Pourtant, ses deux compagnons de génération (Salvini, né en mars 1973, et Renzi, né en janvier 1975) sont au plus bas de leur popularité, ce qui ne leur permet pas de faire le poids face à lui pour l'instant. A tel point que Salvini attend tranquillement que le gouvernement dont il fait partie tombe tôt ou tard (il ne sera pas affecté par cette chute car il dirige le ministère des infrastructures et il lui suffit de dire qu'il n'a pas reçu l'argent pour faire tout ce qu'il avait prévu de faire), et Renzi pense déjà aux élections européennes de juin 2004 pour tenter de devenir... député européen, sûrement, dans le premier Italien à occuper le poste de Président du Conseil européen (bien qu'il y ait plus de possibilités, comme être vice-président de la Commission ou diriger un commissariat fort comme les Affaires économiques ou la Concurrence, ou même diriger la diplomatie européenne, étant donné son profil de plus en plus international).

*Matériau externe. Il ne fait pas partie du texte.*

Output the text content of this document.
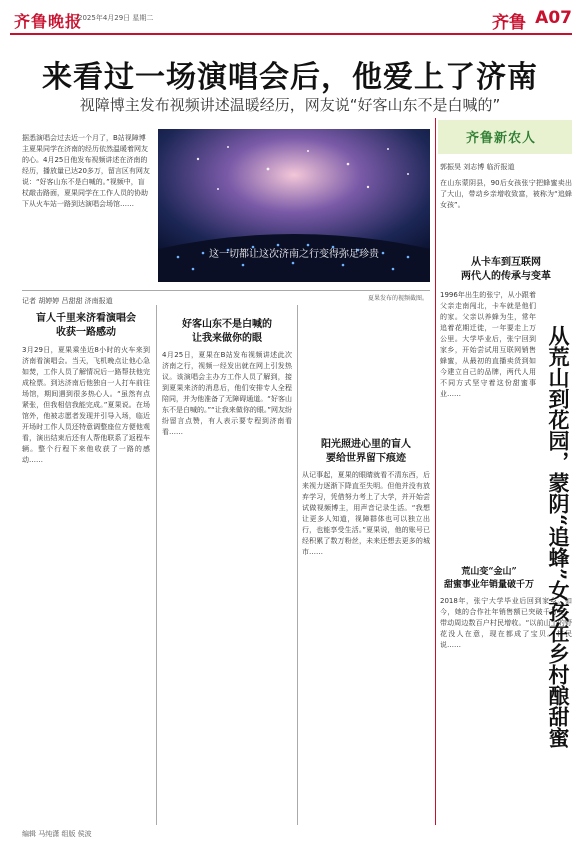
齐鲁晚报
2025年4月29日 星期二	齐鲁 A07
来看过一场演唱会后，他爱上了济南
视障博主发布视频讲述温暖经历，网友说“好客山东不是白喊的”
据悉演唱会过去近一个月了，B站视障博主夏果同学在济南的经历依然温暖着网友的心。4月25日他发布视频讲述在济南的经历，播放量已达20多万，留言区有网友说：“好客山东不是白喊的。”视频中，盲杖敲击路面，夏果同学在工作人员的协助下从火车站一路到达演唱会场馆……
这一切都让这次济南之行变得弥足珍贵
夏果发布的视频截图。
记者 胡婷婷 吕甜甜 济南报道
盲人千里来济看演唱会
收获一路感动
3月29日，夏果乘坐近8小时的火车来到济南看演唱会。当天，飞机晚点让他心急如焚，工作人员了解情况后一路帮扶他完成检票。到达济南后他独自一人打车前往场馆，期间遇到很多热心人。“虽然有点紧张，但我相信我能完成。”夏果说。在场馆外，他被志愿者发现并引导入场，临近开场时工作人员还特意调整座位方便他观看，演出结束后还有人帮他联系了返程车辆。整个行程下来他收获了一路的感动……
好客山东不是白喊的
让我来做你的眼
4月25日，夏果在B站发布视频讲述此次济南之行，视频一经发出就在网上引发热议。该演唱会主办方工作人员了解到，接到夏果来济的消息后，他们安排专人全程陪同，并为他准备了无障碍通道。“好客山东不是白喊的。”“让我来做你的眼。”网友纷纷留言点赞，有人表示要专程到济南看看……
阳光照进心里的盲人
要给世界留下痕迹
从记事起，夏果的眼睛就看不清东西，后来视力逐渐下降直至失明。但他并没有放弃学习，凭借努力考上了大学，并开始尝试做视频博主，用声音记录生活。“我想让更多人知道，视障群体也可以独立出行，也能享受生活。”夏果说，他的账号已经积累了数万粉丝，未来还想去更多的城市……
齐鲁新农人
郭振昊 刘志博 临沂报道
在山东蒙阴县，90后女孩张宁把蜂蜜卖出了大山，带动乡亲增收致富，被称为“追蜂女孩”。
从卡车到互联网
两代人的传承与变革
1996年出生的张宁，从小跟着父亲走南闯北，卡车就是他们的家。父亲以养蜂为生，常年追着花期迁徙，一年要走上万公里。大学毕业后，张宁回到家乡，开始尝试用互联网销售蜂蜜，从最初的直播卖货到如今建立自己的品牌，两代人用不同方式坚守着这份甜蜜事业……
荒山变“金山”
甜蜜事业年销量破千万
2018年，张宁大学毕业后回到家乡。如今，她的合作社年销售额已突破千万元，带动周边数百户村民增收。“以前山上的野花没人在意，现在都成了宝贝。”村民说……	从荒山到花园，蒙阴“追蜂”女孩在乡村酿甜蜜
编辑 马纯潇 组版 侯波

En réalité, Meloni souffre, comme tant d'autres qui ont été à la tête du Conseil des ministres avant elle, du fait que la dette publique a explosé dans les années 1970 et 1980. Cela signifie qu'il y a de moins en moins d'argent pour investir dans de nouvelles industries, pour financer de nouvelles infrastructures, bref pour moderniser l'appareil productif d'un pays qui fait encore partie du G-7 (les sept économies les plus puissantes du monde).

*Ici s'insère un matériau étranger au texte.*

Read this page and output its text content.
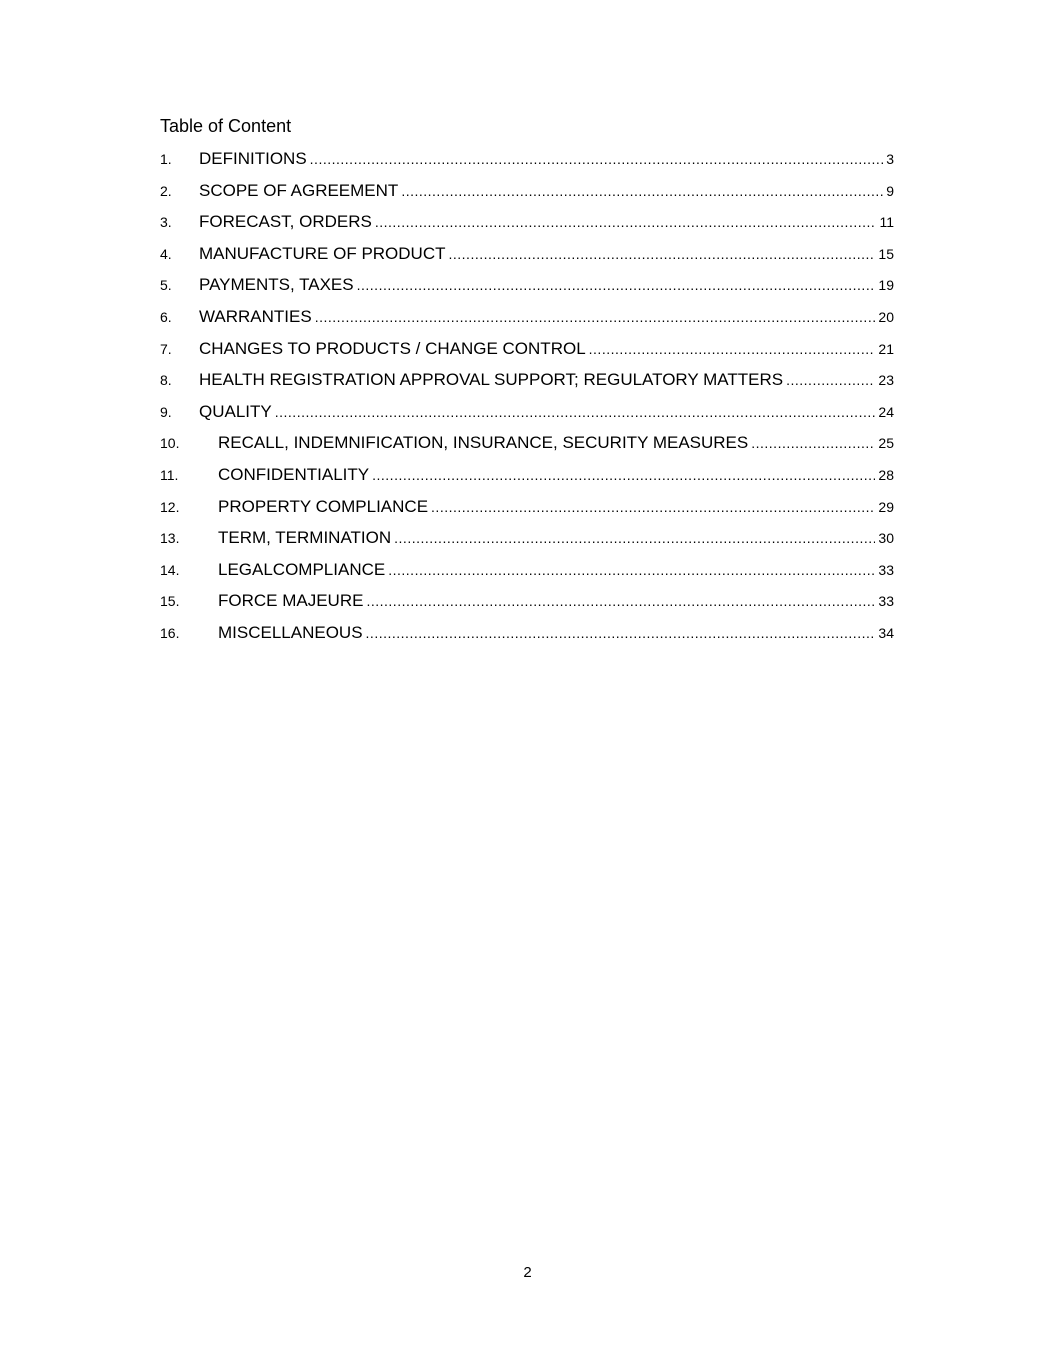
Table of Content
1.	DEFINITIONS .....	3
2.	SCOPE OF AGREEMENT .....	9
3.	FORECAST, ORDERS .....	11
4.	MANUFACTURE OF PRODUCT .....	15
5.	PAYMENTS, TAXES .....	19
6.	WARRANTIES .....	20
7.	CHANGES TO PRODUCTS / CHANGE CONTROL .....	21
8.	HEALTH REGISTRATION APPROVAL SUPPORT; REGULATORY MATTERS .....	23
9.	QUALITY .....	24
10.	RECALL, INDEMNIFICATION, INSURANCE, SECURITY MEASURES .....	25
11.	CONFIDENTIALITY .....	28
12.	PROPERTY COMPLIANCE .....	29
13.	TERM, TERMINATION .....	30
14.	LEGALCOMPLIANCE .....	33
15.	FORCE MAJEURE .....	33
16.	MISCELLANEOUS .....	34
2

Et pourtant, comme on l'a déjà souligné ici plus d'une fois, il dispose d'une bonne brochette de ministres compétents : Tajani aux Affaires étrangères, Nordio à la Justice, Crosetto à la Défense et même Fitto à la gestion des fonds européens en sont de bons exemples. Mais quand ça fait mal au portefeuille, aucun gouvernement n'est épargné, surtout dans un pays qui a connu près de 70 exécutifs en 77 ans d'histoire républicaine.

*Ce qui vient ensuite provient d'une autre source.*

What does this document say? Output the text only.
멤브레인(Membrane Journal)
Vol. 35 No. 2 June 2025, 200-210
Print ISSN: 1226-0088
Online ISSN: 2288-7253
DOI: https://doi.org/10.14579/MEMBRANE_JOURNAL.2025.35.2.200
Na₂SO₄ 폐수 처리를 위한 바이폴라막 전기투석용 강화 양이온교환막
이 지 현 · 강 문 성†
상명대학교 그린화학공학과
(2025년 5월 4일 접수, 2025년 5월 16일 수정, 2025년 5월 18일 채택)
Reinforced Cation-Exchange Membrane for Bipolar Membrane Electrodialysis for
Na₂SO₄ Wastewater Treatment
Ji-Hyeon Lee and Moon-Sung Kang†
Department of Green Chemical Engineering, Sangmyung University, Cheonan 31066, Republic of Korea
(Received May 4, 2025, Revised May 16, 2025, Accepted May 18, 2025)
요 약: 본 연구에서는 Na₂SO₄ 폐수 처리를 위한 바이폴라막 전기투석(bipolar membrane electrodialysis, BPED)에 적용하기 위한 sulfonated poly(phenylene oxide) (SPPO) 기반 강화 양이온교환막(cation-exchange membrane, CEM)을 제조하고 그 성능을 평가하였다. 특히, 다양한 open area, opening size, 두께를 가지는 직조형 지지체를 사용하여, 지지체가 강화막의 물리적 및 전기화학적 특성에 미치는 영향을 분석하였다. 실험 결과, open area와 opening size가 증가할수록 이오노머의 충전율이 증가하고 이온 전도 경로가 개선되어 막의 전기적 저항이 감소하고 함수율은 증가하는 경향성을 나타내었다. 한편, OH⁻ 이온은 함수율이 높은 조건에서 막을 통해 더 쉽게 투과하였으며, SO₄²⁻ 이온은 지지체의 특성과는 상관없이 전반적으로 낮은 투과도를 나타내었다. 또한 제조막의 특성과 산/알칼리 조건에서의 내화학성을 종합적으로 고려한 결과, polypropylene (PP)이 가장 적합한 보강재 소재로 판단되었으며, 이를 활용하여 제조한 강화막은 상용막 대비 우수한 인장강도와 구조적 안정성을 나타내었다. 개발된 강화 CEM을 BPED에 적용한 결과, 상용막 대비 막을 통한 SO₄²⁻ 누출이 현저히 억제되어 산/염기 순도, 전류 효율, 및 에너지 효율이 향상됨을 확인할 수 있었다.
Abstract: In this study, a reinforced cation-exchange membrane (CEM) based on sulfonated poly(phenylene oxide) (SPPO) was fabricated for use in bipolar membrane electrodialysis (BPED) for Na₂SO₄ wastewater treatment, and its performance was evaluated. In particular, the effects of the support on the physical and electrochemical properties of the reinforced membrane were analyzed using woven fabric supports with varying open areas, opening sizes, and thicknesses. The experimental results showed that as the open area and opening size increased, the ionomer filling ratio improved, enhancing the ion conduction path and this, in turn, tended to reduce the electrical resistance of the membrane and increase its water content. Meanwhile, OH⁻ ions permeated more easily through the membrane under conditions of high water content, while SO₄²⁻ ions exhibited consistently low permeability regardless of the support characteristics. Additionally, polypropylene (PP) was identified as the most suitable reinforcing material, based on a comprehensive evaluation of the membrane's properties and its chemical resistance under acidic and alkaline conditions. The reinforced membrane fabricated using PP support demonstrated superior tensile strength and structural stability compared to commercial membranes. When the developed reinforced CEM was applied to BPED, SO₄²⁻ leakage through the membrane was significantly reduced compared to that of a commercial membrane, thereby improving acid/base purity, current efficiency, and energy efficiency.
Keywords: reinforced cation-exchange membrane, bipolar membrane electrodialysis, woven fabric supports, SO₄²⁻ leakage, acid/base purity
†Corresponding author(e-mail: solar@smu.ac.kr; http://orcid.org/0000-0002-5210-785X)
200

Il ne reste plus qu'une question à poser : entre novembre et décembre, mois au cours desquels le parlement national doit approuver définitivement le budget général de l'État (PGE), Meloni osera-t-il apporter des changements pour augmenter les dépenses publiques, en contournant les règles relatives à la dette et au déficit ? On a l'impression que ce ne sera pas le cas, mais il faudra attendre que le temps passe pour s'en convaincre.
Pablo Martín de Santa Olalla Saludes est professeur à l'université Camilo José Cela (UCJC) et auteur du livre "Italia, 2018-2023. De la esperanza a la desafección" (Madrid, Líber Factory, 2023).